The project along the Alley Pond Park edge, between Northern Boulevard and Springfield Boulevard, was installed by the city’s Department of Transportation (DOT) this past winter. It is one part of a larger safety project presented by the DOT to Community Board 11 in June 2017.

Community board members voted unanimously in favor of the Alley Pond segment of the project, while support for the Northern Boulevard segment, which has faced community scrutiny, has since been revoked. In March, QNS spoke with a local property owner who claimed the project causes “mass confusion” for drivers and pedestrians.

The Alley Pond safety project flipped the existing bike and parking lanes at the location and installed a four-foot protective buffer between the two. The bike lane is now situated closest to the park’s edge and cars are to park in a “floating parking lane.” A lane for moving traffic is situated next to the floating parking lane.

According to Cheung, many cars drive in the floating parking lane or bike lanes, creating dangerous conditions. A lack of signage and worn paint at the site add to this confusion, she said.

A minivan drives through the bike lane while approaching Northern Boulevard
A minivan drives through the bike lane while approaching Northern Boulevard.

“Since there’s no sign on the road, people don’t realize that lane is actually for parking,” Cheung said. “They come to the road and they think it’s a moving lane. I’ve just seen so many today.”

The configuration causes particular confusion at the intersection of 46th Avenue and Cloverdale Boulevard, she continued. Street markings are particularly faded in this area.

Cheung noted she and her husband have been faced with drivers swerving onto oncoming traffic at the intersection. A neighbor also told Cheung about a near-collision she was involved in a few weeks ago.

Cheung stands at Cloverdale Boulevard and 46th Avenue
Cheung stands at Cloverdale Boulevard and 46th Avenue.

“I use this road to go to Northern Boulevard,” she continued. “[Drivers] use the other lanes too, because they’re going at a fast speed and they almost crash into the cars … Cars park in the bike lane and the cyclists need to detour into the outside lanes.”

A series of laminated “no parking” signs can be seen posted in the vicinity of 223rd Street, but the signage ends at Cloverdale Boulevard.
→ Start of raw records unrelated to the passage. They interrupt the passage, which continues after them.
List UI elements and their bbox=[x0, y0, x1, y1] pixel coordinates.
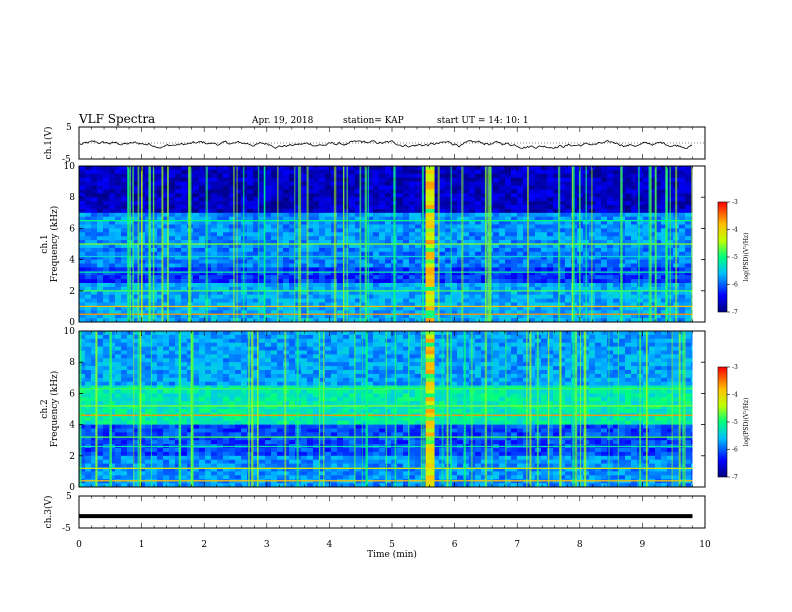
spec1-ytick: 4 bbox=[69, 256, 75, 266]
colorbar-tick: -6 bbox=[732, 447, 738, 454]
colorbar-tick: -5 bbox=[732, 419, 738, 426]
spec2-ytick: 2 bbox=[69, 452, 75, 462]
ch1-trace bbox=[79, 140, 693, 149]
colorbar-tick: -5 bbox=[732, 254, 738, 261]
colorbar-tick: -4 bbox=[732, 392, 738, 399]
ch1-spectrogram-image bbox=[79, 166, 705, 323]
colorbar-tick: -6 bbox=[732, 282, 738, 289]
ch1-ylabel: ch.1(V) bbox=[43, 127, 54, 160]
spec2-ytick: 0 bbox=[69, 483, 75, 493]
spec1-ytick: 8 bbox=[69, 193, 75, 203]
ch2-colorbar-label: log(PSD)(V²/Hz) bbox=[743, 398, 750, 447]
ch1-spec-ylabel-channel: ch.1 bbox=[40, 234, 50, 253]
spec1-ytick: 10 bbox=[64, 162, 76, 172]
colorbar-tick: -3 bbox=[732, 199, 738, 206]
spec1-ytick: 0 bbox=[69, 318, 75, 328]
x-tick-label: 7 bbox=[514, 540, 520, 550]
spec2-ytick: 8 bbox=[69, 358, 75, 368]
spec2-ytick: 6 bbox=[69, 389, 75, 399]
colorbar-tick: -3 bbox=[732, 364, 738, 371]
ch3-ylabel: ch.3(V) bbox=[43, 496, 54, 529]
station-label: station= KAP bbox=[343, 116, 404, 126]
colorbar-tick: -4 bbox=[732, 227, 738, 234]
ch1-spec-ylabel: Frequency (kHz) bbox=[49, 206, 60, 283]
ch3-ytick-bottom: -5 bbox=[62, 524, 71, 534]
ch2-spec-ylabel-channel: ch.2 bbox=[40, 399, 50, 418]
ch2-colorbar bbox=[717, 366, 728, 478]
x-tick-label: 4 bbox=[327, 540, 333, 550]
ch1-colorbar-label: log(PSD)(V²/Hz) bbox=[743, 233, 750, 282]
x-tick-label: 10 bbox=[699, 540, 711, 550]
x-tick-label: 8 bbox=[577, 540, 583, 550]
ch3-waveform-panel: 5 -5 ch.3(V) bbox=[43, 492, 706, 534]
x-tick-label: 9 bbox=[640, 540, 646, 550]
spec2-ytick: 10 bbox=[64, 327, 76, 337]
x-tick-label: 2 bbox=[201, 540, 207, 550]
x-tick-label: 6 bbox=[452, 540, 458, 550]
ch3-waveform-frame bbox=[78, 495, 706, 529]
x-tick-label: 0 bbox=[76, 540, 82, 550]
date-label: Apr. 19, 2018 bbox=[251, 116, 314, 126]
ch2-spectrogram-image bbox=[79, 331, 705, 488]
ch1-waveform-panel: 5 -5 ch.1(V) bbox=[43, 123, 706, 165]
figure-title: VLF Spectra bbox=[78, 112, 155, 126]
x-tick-label: 3 bbox=[264, 540, 270, 550]
ch1-colorbar bbox=[717, 201, 728, 313]
x-tick-label: 5 bbox=[389, 540, 395, 550]
x-axis: 0 1 2 3 4 5 6 7 8 9 10 bbox=[76, 127, 711, 550]
spec1-ytick: 2 bbox=[69, 287, 75, 297]
colorbar-tick: -7 bbox=[732, 474, 738, 481]
ch2-spec-ylabel: Frequency (kHz) bbox=[49, 371, 60, 448]
start-time-label: start UT = 14: 10: 1 bbox=[437, 116, 529, 126]
spec1-ytick: 6 bbox=[69, 224, 75, 234]
ch1-ytick-bottom: -5 bbox=[62, 155, 71, 165]
x-tick-label: 1 bbox=[139, 540, 145, 550]
spec2-ytick: 4 bbox=[69, 421, 75, 431]
ch3-ytick-top: 5 bbox=[66, 492, 72, 502]
ch1-ytick-top: 5 bbox=[66, 123, 72, 133]
colorbar-tick: -7 bbox=[732, 309, 738, 316]
x-axis-label: Time (min) bbox=[367, 549, 417, 560]
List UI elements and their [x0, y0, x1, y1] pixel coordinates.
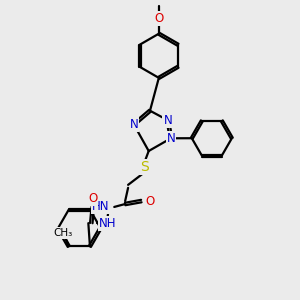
Text: N: N	[130, 118, 138, 131]
Text: S: S	[140, 160, 149, 174]
Text: O: O	[88, 192, 98, 205]
Text: NH: NH	[99, 217, 116, 230]
Text: O: O	[154, 12, 164, 25]
Text: N: N	[164, 114, 172, 127]
Text: O: O	[145, 195, 154, 208]
Text: CH₃: CH₃	[53, 228, 73, 238]
Text: HN: HN	[92, 200, 109, 213]
Text: N: N	[167, 132, 175, 145]
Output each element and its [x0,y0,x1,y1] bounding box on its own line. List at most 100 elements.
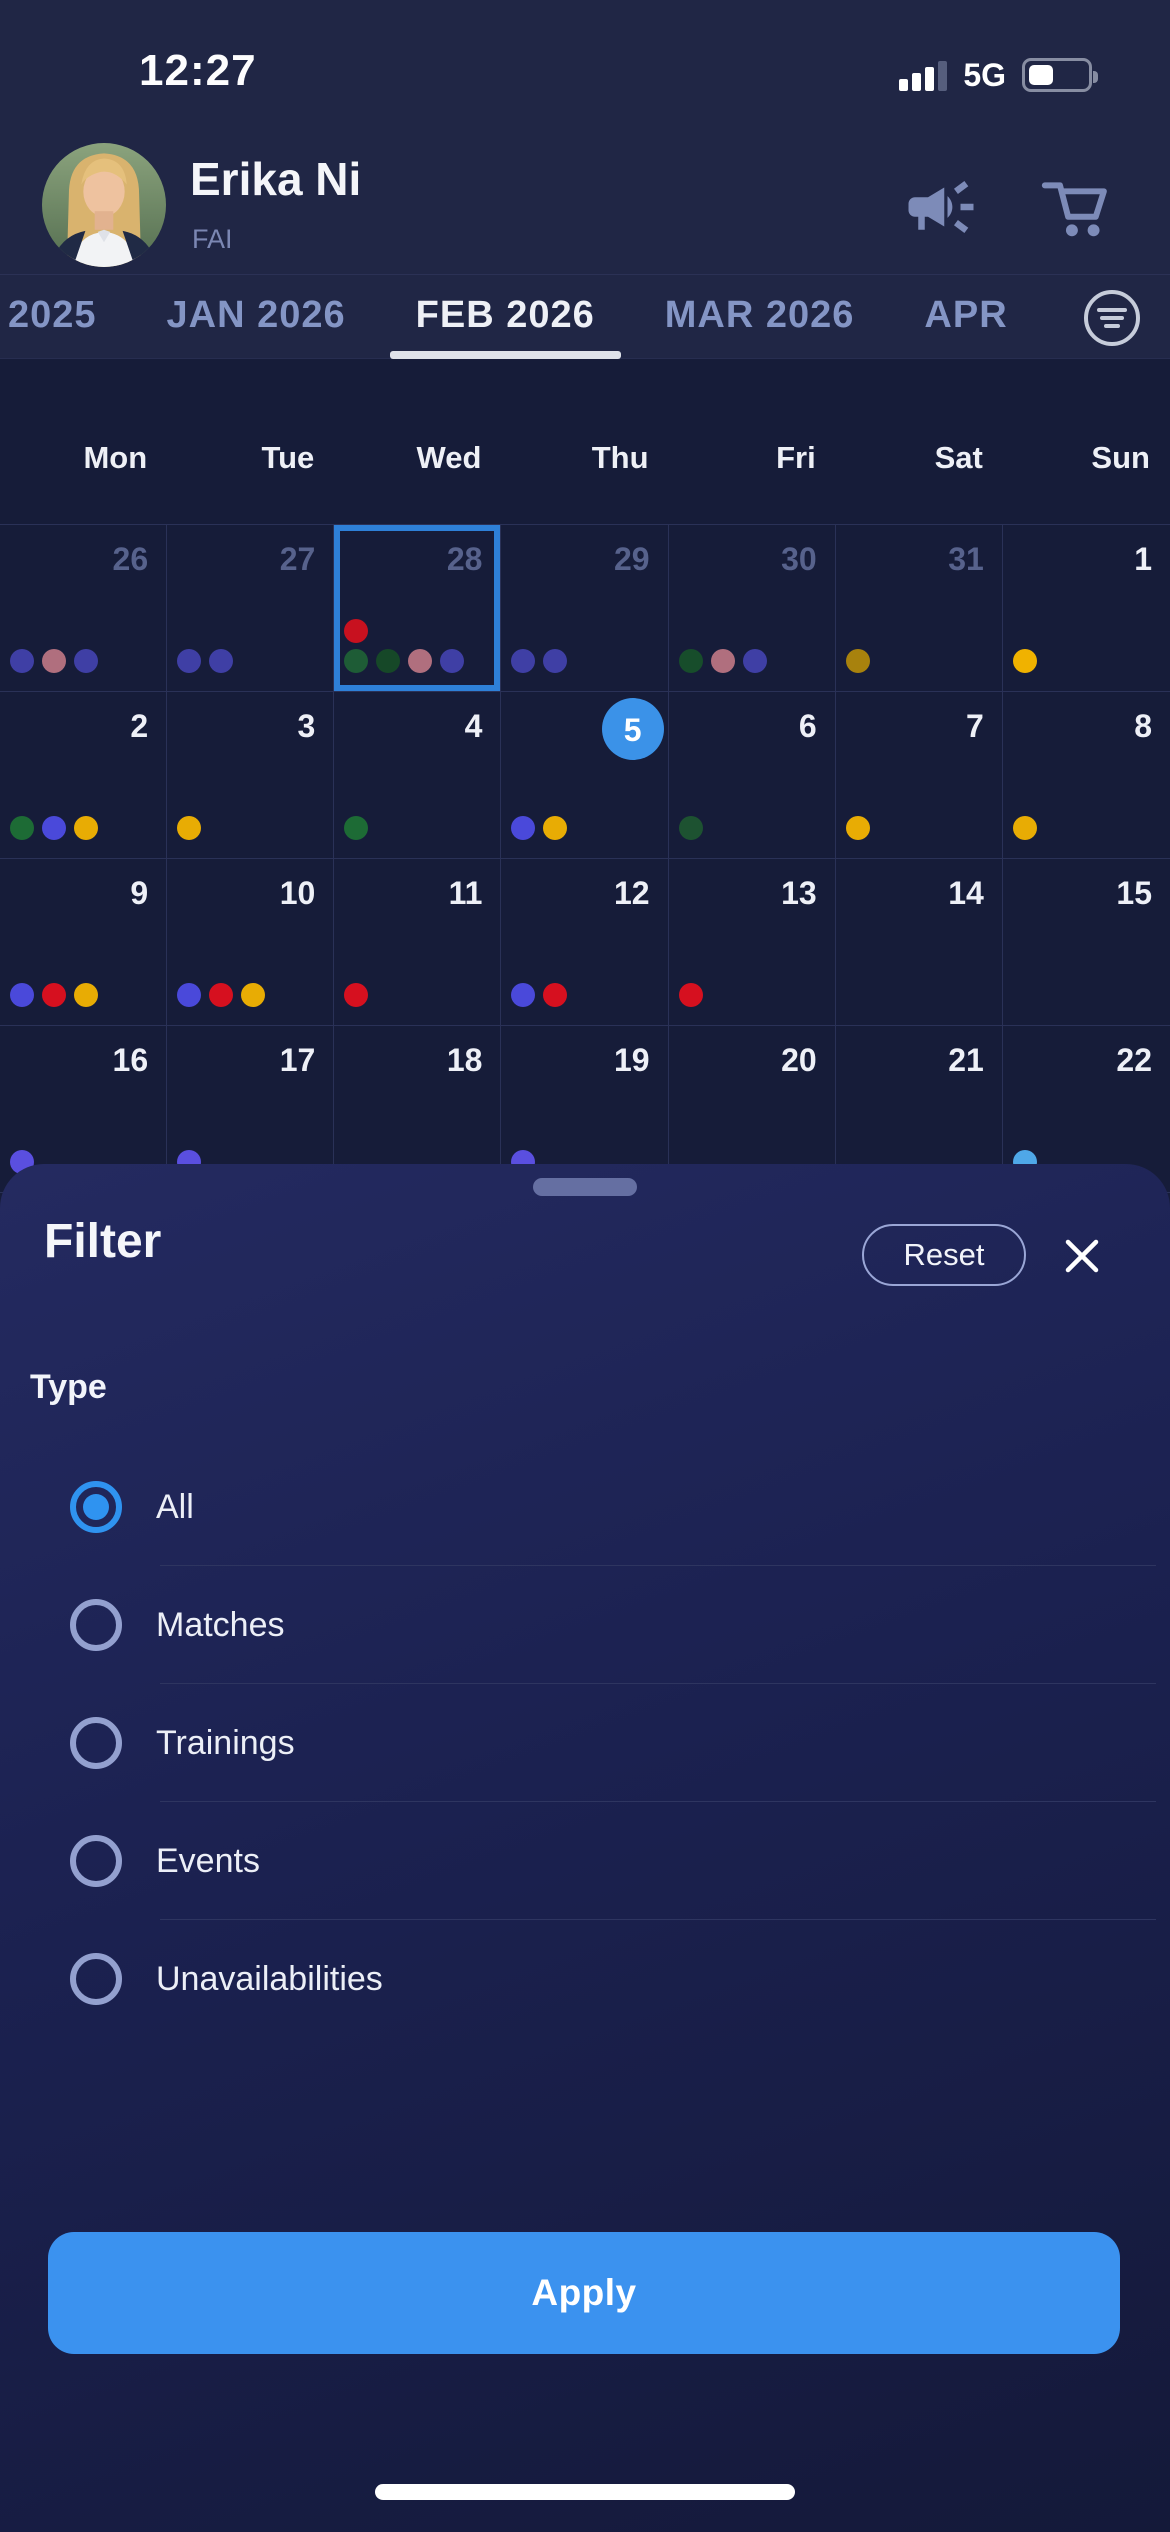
sheet-drag-handle[interactable] [533,1178,637,1196]
weekday-mon: Mon [83,440,148,475]
event-dot [678,983,703,1007]
event-dots [1012,816,1037,840]
calendar-day-11[interactable]: 11 [334,859,502,1026]
cart-icon[interactable] [1034,168,1112,246]
avatar-photo [42,143,166,267]
reset-button[interactable]: Reset [862,1224,1026,1286]
calendar-day-4[interactable]: 4 [334,692,502,859]
filter-options-list: All Matches Trainings Events Unavailabilitie… [0,1448,1170,2038]
calendar-day-14[interactable]: 14 [835,859,1003,1026]
weekday-fri: Fri [776,440,816,475]
avatar[interactable] [42,143,166,267]
tab-jan-2026[interactable]: JAN 2026 [166,293,346,336]
day-number: 14 [948,875,984,911]
calendar-day-28-prev-month[interactable]: 28 [334,525,502,692]
filter-option-matches[interactable]: Matches [0,1566,1170,1684]
day-number: 11 [448,875,483,911]
calendar-day-31-prev-month[interactable]: 31 [835,525,1003,692]
filter-option-label: Trainings [156,1723,295,1762]
filter-option-trainings[interactable]: Trainings [0,1684,1170,1802]
event-dot [376,649,401,673]
calendar-day-27-prev-month[interactable]: 27 [167,525,335,692]
radio-selected-icon[interactable] [70,1481,122,1533]
event-dot [10,649,34,673]
event-dot [344,816,369,840]
day-number: 31 [948,541,984,577]
home-indicator[interactable] [375,2484,795,2500]
day-number: 16 [112,1042,149,1078]
calendar-day-26-prev-month[interactable]: 26 [0,525,168,692]
calendar-day-6[interactable]: 6 [668,692,836,859]
calendar-day-13[interactable]: 13 [668,859,836,1026]
event-dot [177,649,202,673]
event-dot [10,816,34,840]
day-number: 7 [966,708,984,744]
radio-unselected-icon[interactable] [70,1599,122,1651]
apply-button[interactable]: Apply [48,2232,1120,2354]
day-number: 6 [798,708,817,744]
calendar-filter-button[interactable] [1080,286,1144,350]
calendar-day-9[interactable]: 9 [0,859,168,1026]
day-number: 27 [279,541,316,577]
event-dot [241,983,266,1007]
close-icon[interactable] [1056,1230,1108,1282]
event-dot [678,816,703,840]
filter-option-label: Unavailabilities [156,1959,383,1998]
calendar-day-15[interactable]: 15 [1002,859,1170,1026]
weekday-sat: Sat [934,440,983,475]
day-number: 15 [1116,875,1152,911]
filter-option-all[interactable]: All [0,1448,1170,1566]
day-number: 9 [130,875,149,911]
event-dots [845,649,870,673]
sheet-title: Filter [44,1215,162,1268]
filter-option-unavailabilities[interactable]: Unavailabilities [0,1920,1170,2038]
event-dot [177,983,202,1007]
calendar-day-5[interactable]: 5 [501,692,669,859]
day-number: 2 [130,708,149,744]
event-dot [543,816,568,840]
user-name: Erika Ni [190,153,362,205]
radio-unselected-icon[interactable] [70,1717,122,1769]
day-number: 19 [613,1042,650,1078]
radio-unselected-icon[interactable] [70,1953,122,2005]
event-dot [543,649,568,673]
calendar-day-8[interactable]: 8 [1002,692,1170,859]
event-dots [511,816,568,840]
tab-mar-2026[interactable]: MAR 2026 [664,293,855,336]
event-dots [10,983,98,1007]
event-dot [511,983,536,1007]
event-dot [440,649,465,673]
calendar-day-29-prev-month[interactable]: 29 [501,525,669,692]
calendar-day-30-prev-month[interactable]: 30 [668,525,836,692]
event-dot [177,816,202,840]
calendar-day-7[interactable]: 7 [835,692,1003,859]
tab-feb-2026[interactable]: FEB 2026 [389,280,621,359]
event-dots [845,816,870,840]
day-number: 13 [781,875,817,911]
megaphone-icon[interactable] [902,168,980,246]
day-number: 26 [112,541,149,577]
event-dots [678,816,703,840]
tab-2025[interactable]: 2025 [8,293,97,336]
calendar-day-1[interactable]: 1 [1002,525,1170,692]
day-number: 3 [297,708,316,744]
event-dots [177,983,266,1007]
battery-icon [1022,58,1098,92]
calendar-day-12[interactable]: 12 [501,859,669,1026]
filter-option-label: Matches [156,1605,285,1644]
filter-option-events[interactable]: Events [0,1802,1170,1920]
filter-bottom-sheet: Filter Reset Type All Matches Trainings Eve… [0,1164,1170,2532]
weekday-wed: Wed [416,440,482,475]
day-number: 12 [613,875,650,911]
event-dots [511,649,568,673]
calendar-day-3[interactable]: 3 [167,692,335,859]
calendar-day-10[interactable]: 10 [167,859,335,1026]
event-dot [42,983,66,1007]
weekday-tue: Tue [261,440,315,475]
event-dots [177,816,202,840]
tab-apr[interactable]: APR [924,293,1008,336]
day-number: 28 [446,541,483,577]
calendar-day-2[interactable]: 2 [0,692,168,859]
radio-unselected-icon[interactable] [70,1835,122,1887]
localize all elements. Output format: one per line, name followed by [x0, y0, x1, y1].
Further, while there is “Bike Lane” signage near 50th Avenue, it is installed on the opposite side of the street.

Large branches, garbage and rough road surface in areas of the bike lane create a hazard for cyclists, Cheung said. The resident used the route under the previous configuration.

“Before, they had a shared lane on the outside [of the parking lane],” she said. “As a cyclist, I won’t use these new lanes; they’re dangerous … They install these bike lanes for the cyclists and their safety, but if they don’t enforce it in the right way, why bother to make these bike lanes?”


In recent weeks, Cheung has reached out to Community Board 11 and state Senator Tony Avella’s office with her concerns. She is awaiting a response.

A DOT spokesperson told QNS that “remaining markings will be installed this summer.”

“The final design, along with parking enforcement, will address these concerns,” the spokesperson continued. “The bike lane was designed to allow for a street sweeper to pass and remove debris from the lane.”

The spokesperson did not specify whether the final design includes plans to repave or install signage at the location.

The Alley Pond safety project also passes through P.S. 213, located at 231st Street and 67th Avenue. In November 2017, community members from the school raised concerns with the project, citing worsened drop-off and pick-up conditions.

The Alley Pond and Northern Boulevard projects were spurred by the death of Michael Schenkman, a 78-year-old cyclist who was struck by a car in the area and killed in August 2016.

The Northern Boulevard project stirred up some debate in the local community in the last year. Some elected officials and Community Board 11 members argued the bike lanes should instead be built on the existing sidewalk running along Northern Boulevard, while bike advocates spoke out in favor of the addition, which implemented more immediate safety measures.

As for the Northern Boulevard bike lane, Cheung cycles along the route and has seen a difference in safety.

“A lot of drivers don’t show concern for pedestrians,” she said. “I’m a driver, cyclist and pedestrian. I see it all.”